Recombinant Mouse Acyl-coenzyme A thioesterase 2, mitochondrial (Acot2) is produced in E. coli and represents the full-length mature protein, spanning amino acids 43-453. A C-terminal 6xHis-tag is attached to help with purification and detection. The protein reaches over 90% purity, as determined by SDS-PAGE, which makes it workable for various research applications where high-quality recombinant proteins are required.
Acyl-coenzyme A thioesterase 2 (Acot2) appears to be a mitochondrial enzyme involved in lipid metabolism. It catalyzes the hydrolysis of acyl-CoA to free fatty acid and CoA, playing what seems to be a critical role in regulating intracellular levels of acyl-CoA and free fatty acids. This protein may be of particular interest in studies related to energy metabolism and metabolic disorders, potentially providing insights into mitochondrial function and lipid regulation mechanisms.
Potential Applications
Note: The applications listed below are based on what we know about this protein's biological functions, published research, and experience from experts in the field. However, we haven't fully tested all of these applications ourselves yet. We'd recommend running some preliminary tests first to make sure they work for your specific research goals.
Based on the provided information, the recombinant mouse Acot2 is expressed in E. coli, a prokaryotic system that is generally suitable for producing soluble enzymatic proteins like Acot2. As a mitochondrial acyl-CoA thioesterase, Acot2 is a relatively small soluble enzyme that does not require complex post-translational modifications for its catalytic activity. The protein is expressed as the full-length mature form (43-453aa) with a C-terminal 6xHis tag and >90% purity. The C-terminal tag placement minimizes interference with the catalytic domain. However, since activity is unverified and mitochondrial proteins may require specific folding environments, the protein cannot be assumed to be correctly folded or bioactive without experimental validation of its thioesterase activity using appropriate acyl-CoA substrates.
1. Protein-Protein Interaction Studies Using His-Tag Affinity Purification
The C-terminal 6xHis tag enables technical feasibility for pull-down assays. However, if Acot2 is misfolded, it may not interact physiologically with true binding partners. Mitochondrial enzymes often form complexes that require precise conformation. This application should only be pursued after confirming proper folding and enzymatic activity.
2. Antibody Development and Validation
The recombinant Acot2 can serve as an effective immunogen for generating antibodies that recognize linear epitopes. The full-length mature sequence ensures comprehensive epitope coverage. Validation against native Acot2 from mouse mitochondria is recommended.

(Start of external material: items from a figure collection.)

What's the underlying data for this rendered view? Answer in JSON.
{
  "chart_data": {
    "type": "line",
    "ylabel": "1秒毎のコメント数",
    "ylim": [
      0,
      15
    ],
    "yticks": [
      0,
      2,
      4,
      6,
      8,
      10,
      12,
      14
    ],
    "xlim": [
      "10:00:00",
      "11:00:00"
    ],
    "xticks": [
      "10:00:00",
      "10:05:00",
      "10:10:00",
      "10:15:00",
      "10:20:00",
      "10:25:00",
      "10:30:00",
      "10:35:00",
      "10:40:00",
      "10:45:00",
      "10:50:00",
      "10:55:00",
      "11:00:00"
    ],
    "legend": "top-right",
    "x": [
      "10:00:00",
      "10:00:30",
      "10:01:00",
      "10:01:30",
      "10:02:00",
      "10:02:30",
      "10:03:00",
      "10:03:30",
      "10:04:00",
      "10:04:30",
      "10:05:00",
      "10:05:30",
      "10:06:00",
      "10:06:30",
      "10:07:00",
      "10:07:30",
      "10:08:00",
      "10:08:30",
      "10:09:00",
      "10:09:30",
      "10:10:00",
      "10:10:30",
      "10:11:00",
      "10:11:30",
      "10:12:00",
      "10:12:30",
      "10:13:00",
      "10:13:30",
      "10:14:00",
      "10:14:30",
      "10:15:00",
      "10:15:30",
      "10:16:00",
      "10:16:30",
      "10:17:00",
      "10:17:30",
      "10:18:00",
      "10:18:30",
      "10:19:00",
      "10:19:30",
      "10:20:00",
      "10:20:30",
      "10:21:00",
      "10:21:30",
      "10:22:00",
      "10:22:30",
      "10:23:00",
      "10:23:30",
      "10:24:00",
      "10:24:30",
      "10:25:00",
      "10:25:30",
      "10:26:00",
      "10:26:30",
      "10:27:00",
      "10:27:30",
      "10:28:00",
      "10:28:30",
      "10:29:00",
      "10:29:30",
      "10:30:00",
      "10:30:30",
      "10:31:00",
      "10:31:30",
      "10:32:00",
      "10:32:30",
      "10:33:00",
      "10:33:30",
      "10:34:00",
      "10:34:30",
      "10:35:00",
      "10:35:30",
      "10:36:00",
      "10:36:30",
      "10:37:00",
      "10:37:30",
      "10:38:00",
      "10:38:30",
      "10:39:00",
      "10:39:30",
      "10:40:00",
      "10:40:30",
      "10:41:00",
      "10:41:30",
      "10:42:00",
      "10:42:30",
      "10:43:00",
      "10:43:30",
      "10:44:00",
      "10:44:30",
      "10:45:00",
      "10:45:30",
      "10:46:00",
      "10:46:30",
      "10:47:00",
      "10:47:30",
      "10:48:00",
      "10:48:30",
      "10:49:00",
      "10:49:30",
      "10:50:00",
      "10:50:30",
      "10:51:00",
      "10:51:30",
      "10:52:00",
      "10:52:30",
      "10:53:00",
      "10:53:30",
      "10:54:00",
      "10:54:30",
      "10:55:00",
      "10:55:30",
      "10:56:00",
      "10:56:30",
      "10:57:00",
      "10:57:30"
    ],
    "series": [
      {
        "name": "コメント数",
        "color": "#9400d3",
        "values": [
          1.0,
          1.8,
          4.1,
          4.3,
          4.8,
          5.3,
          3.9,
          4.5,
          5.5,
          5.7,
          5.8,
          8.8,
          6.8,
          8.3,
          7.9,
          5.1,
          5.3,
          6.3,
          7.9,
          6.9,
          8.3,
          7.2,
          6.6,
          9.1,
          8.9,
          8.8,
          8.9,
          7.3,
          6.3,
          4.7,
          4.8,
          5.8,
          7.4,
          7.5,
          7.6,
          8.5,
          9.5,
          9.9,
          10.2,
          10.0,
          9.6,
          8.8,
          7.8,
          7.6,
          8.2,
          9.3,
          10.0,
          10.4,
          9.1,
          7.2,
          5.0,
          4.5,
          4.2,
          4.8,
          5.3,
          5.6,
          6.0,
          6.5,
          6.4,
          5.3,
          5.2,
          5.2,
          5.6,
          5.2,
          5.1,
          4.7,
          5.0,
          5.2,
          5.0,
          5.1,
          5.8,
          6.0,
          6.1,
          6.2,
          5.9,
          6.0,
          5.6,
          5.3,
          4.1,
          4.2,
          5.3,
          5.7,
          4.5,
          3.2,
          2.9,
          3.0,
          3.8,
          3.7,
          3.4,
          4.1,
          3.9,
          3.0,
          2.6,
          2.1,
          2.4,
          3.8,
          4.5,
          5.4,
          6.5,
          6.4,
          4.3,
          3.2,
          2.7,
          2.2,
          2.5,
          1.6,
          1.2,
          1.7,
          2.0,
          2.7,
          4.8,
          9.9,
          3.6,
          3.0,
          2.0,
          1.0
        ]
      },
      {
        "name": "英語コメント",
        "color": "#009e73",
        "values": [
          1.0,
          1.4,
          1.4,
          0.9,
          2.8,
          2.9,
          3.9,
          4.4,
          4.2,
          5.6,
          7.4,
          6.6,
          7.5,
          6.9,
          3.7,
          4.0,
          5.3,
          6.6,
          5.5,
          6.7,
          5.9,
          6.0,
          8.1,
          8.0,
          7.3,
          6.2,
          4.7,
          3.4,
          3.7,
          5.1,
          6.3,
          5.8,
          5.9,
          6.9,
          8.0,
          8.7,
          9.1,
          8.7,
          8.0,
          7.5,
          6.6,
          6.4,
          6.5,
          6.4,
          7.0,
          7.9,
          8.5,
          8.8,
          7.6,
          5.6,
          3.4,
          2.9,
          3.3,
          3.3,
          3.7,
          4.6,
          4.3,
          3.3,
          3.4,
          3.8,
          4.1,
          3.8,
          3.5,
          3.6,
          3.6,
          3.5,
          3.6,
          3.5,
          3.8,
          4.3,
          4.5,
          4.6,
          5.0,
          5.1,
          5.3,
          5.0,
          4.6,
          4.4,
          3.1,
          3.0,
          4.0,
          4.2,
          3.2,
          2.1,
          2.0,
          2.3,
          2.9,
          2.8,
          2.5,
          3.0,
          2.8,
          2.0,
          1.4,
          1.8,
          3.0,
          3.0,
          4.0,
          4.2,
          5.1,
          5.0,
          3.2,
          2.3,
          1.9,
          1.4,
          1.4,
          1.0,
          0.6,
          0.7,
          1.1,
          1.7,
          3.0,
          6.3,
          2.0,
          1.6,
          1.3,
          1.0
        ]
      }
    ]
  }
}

3. Biochemical Characterization and Enzyme Kinetics Analysis
Basic biochemical characterization is feasible, but enzyme kinetics studies require activity validation first. If Acot2 is misfolded, kinetic parameters (Km, Vmax) will be invalid. These studies should only follow confirmation of thioesterase activity using known acyl-CoA substrates.
4. Structural and Biophysical Studies
This application is well-suited for initial characterization. Techniques like analytical ultracentrifugation, circular dichroism spectroscopy, and thermal shift assays can assess folding state and oligomeric structure. These studies are valuable even before activity validation.
Final Recommendation & Action Plan
Given that Acot2 is a soluble enzyme expressed in a prokaryotic system with a C-terminal tag, the probability of proper folding is relatively high. However, recommend first performing validation studies: 1) Functional validation using thioesterase activity assays with various acyl-CoA substrates; 2) Biophysical characterization (size-exclusion chromatography with multi-angle light scattering) to confirm proper oligomeric state; 3) If possible, comparison with Acot2 from eukaryotic expression systems. Antibody development can proceed immediately. Avoid interaction studies until proper folding and activity are confirmed. For reliable kinetic studies, use activity-verified protein and include appropriate controls such as known substrates and specific inhibitors.